Un chiquillo, nieto del mayor y sobrino de recién llegado, presente en la escena, recibió un mandado: “échale agua en la fuente –ha de estar de sed- y amarrala en la sombra”. Cumplida la tarea, dejó al animal bajo un pequeño bosque de algarrobos en las proximidades. También estaba muy alegre por el animal; al fin de cuentas, él también se sentía su dueño. Éste, pese a su pastoril oficio, nunca había tenido un “caballo” como herramienta de trabajo. No recordaba haber montado uno y, en todo caso, su memoria le llevaba a aquella vez en que el tío Augusto lo subió a las ancas del suyo para darle un paseo por la quebrada… también recordaba aquella foto en la que aparecía –muy pequeño todavía- montado en una mula del tío José Escobar… no recordaba la escena, pero tenía la foto. Le gustaba la idea de montar la yegua y ya soñaba con hacerlo, pero le advirtieron que, ya no era prudente porque faltaba pocas semanas para el parir…

Quién sabe si alguna vez el abuelo tuvo caballos entre sus recuas. Los que le habían oído contar la historia de su vida, sabían que vivió por muchos sitios, que su manada de cabras le había permitido vivir durante tantos años y criar a muchos hijos, incluso a los hijos de su padre, que cuando el abuelo era adulto, se le había dado por seguir preñando a mozas que podrían ser, muy bien, sus hijas o mujeres de sus hijos. Había arriado piaras de burros en las montañas llevando mercaderías de granos hacia el Ecuador, se había encargado de alguna mula de carga en esa labor, pero no había más… No se le había oído contar alguna hazaña montando algún caballo. Los chiquillos que le acompañábamos en aquellos días, a lo más, habíamos podido ver entre sus propiedades hasta tres burros a la vez, muchas cabras, algunas ovejas y varios perros. También había gallinas –para los huevos del desayuno- y un gallo, para asegurarse sonoros kikirikikies en las madrugadas.  Sería, para la gavilla de nietos y de bisnietos, el primer cuadrúpedo noble, entre tantos animales.
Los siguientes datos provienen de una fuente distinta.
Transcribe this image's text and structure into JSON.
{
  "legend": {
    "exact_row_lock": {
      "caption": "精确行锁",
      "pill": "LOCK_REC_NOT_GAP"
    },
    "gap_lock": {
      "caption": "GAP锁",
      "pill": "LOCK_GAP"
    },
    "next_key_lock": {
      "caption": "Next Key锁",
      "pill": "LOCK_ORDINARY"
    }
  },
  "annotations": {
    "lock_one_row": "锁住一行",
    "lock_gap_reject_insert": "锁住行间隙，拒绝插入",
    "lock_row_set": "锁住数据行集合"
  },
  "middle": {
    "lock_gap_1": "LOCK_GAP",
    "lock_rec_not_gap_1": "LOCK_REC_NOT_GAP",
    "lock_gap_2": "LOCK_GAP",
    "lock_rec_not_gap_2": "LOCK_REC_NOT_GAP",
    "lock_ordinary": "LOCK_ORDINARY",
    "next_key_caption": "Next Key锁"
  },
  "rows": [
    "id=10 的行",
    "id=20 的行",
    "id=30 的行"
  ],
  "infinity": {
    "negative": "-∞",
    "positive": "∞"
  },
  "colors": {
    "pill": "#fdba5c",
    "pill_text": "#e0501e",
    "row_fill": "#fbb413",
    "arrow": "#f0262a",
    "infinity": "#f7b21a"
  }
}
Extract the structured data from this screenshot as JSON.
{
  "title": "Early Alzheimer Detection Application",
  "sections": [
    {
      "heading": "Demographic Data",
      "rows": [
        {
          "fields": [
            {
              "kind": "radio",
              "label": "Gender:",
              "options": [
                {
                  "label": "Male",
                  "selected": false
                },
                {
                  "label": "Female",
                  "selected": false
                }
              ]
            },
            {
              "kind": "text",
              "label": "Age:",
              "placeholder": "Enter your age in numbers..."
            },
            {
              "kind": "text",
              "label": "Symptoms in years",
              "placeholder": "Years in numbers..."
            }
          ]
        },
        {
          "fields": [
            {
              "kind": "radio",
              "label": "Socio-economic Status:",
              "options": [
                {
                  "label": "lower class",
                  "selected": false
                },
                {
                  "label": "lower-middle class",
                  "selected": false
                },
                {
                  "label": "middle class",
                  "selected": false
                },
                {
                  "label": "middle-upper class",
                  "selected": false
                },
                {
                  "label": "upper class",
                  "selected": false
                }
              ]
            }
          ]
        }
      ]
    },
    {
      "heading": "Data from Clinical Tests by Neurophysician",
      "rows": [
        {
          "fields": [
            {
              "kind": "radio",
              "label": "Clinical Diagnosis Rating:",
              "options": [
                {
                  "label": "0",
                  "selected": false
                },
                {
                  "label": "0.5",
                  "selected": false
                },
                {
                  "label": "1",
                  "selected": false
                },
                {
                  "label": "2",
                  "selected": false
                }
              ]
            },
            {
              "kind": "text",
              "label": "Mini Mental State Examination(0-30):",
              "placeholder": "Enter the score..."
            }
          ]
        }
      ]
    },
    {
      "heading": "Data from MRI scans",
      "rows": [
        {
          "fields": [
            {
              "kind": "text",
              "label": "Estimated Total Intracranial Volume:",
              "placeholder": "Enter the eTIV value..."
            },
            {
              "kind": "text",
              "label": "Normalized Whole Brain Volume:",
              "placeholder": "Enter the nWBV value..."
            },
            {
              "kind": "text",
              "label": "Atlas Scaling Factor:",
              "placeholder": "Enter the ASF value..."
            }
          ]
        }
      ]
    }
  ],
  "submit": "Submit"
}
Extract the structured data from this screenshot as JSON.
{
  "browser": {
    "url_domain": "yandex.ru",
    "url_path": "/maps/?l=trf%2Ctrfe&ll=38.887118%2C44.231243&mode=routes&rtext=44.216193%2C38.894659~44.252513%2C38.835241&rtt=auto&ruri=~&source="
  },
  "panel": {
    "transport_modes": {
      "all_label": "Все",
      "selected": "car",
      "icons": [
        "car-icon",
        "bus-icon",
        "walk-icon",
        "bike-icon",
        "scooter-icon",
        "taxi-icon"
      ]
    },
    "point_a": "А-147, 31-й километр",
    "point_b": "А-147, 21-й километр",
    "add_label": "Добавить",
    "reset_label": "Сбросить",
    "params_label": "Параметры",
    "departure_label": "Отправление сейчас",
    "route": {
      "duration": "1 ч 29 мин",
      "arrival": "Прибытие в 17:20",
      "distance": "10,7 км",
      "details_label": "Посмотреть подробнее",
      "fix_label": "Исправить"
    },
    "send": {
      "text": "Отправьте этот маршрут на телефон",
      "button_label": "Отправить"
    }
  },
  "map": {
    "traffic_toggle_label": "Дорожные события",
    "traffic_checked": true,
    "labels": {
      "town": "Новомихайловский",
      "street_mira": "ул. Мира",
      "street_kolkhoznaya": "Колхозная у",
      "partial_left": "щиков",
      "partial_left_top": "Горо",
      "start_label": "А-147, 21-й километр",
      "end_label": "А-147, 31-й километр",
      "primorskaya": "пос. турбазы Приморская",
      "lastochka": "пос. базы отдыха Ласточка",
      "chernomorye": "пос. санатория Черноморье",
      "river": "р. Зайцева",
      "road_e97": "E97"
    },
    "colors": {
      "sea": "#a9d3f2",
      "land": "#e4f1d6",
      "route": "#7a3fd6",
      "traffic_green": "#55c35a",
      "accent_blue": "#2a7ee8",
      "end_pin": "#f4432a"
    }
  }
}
Minutos después, se abrió la puerta del corral y las cabras salieron en busca de alimento, sería llevadas primero hacia la quebrada –para que tomen agua- y luego las pastarían por los arenales cercanos… No quiso acompañar al viejo en la tarea. Se ofreció en hacer limpieza de los corrales de las cabras, pero la intención era otra: quedarse cerca del animal recién llegado, mirarlo, acercarle algo de alimento… mirarlo otra vez… soñar con el potrillo que nacería, con cabalgar encima de ella… Quién sabe si ese animal tuvo un nombre, pero esa tarde, tres o cuatro chiquillos llegaron animados por la curiosidad… se ofrecieron al abuelo en llegar todos los días para ayudar en la alimentación, llevarla a la quebrada para darle de tomar, juntarle paja seca o traer algarroba… en fin lo que fuera necesario. Hasta para la confección de los aperos… “Ah muchachitos estos… en quince días hablamos. A ver si les quedan ganas. La emoción les gana… jajajaja”.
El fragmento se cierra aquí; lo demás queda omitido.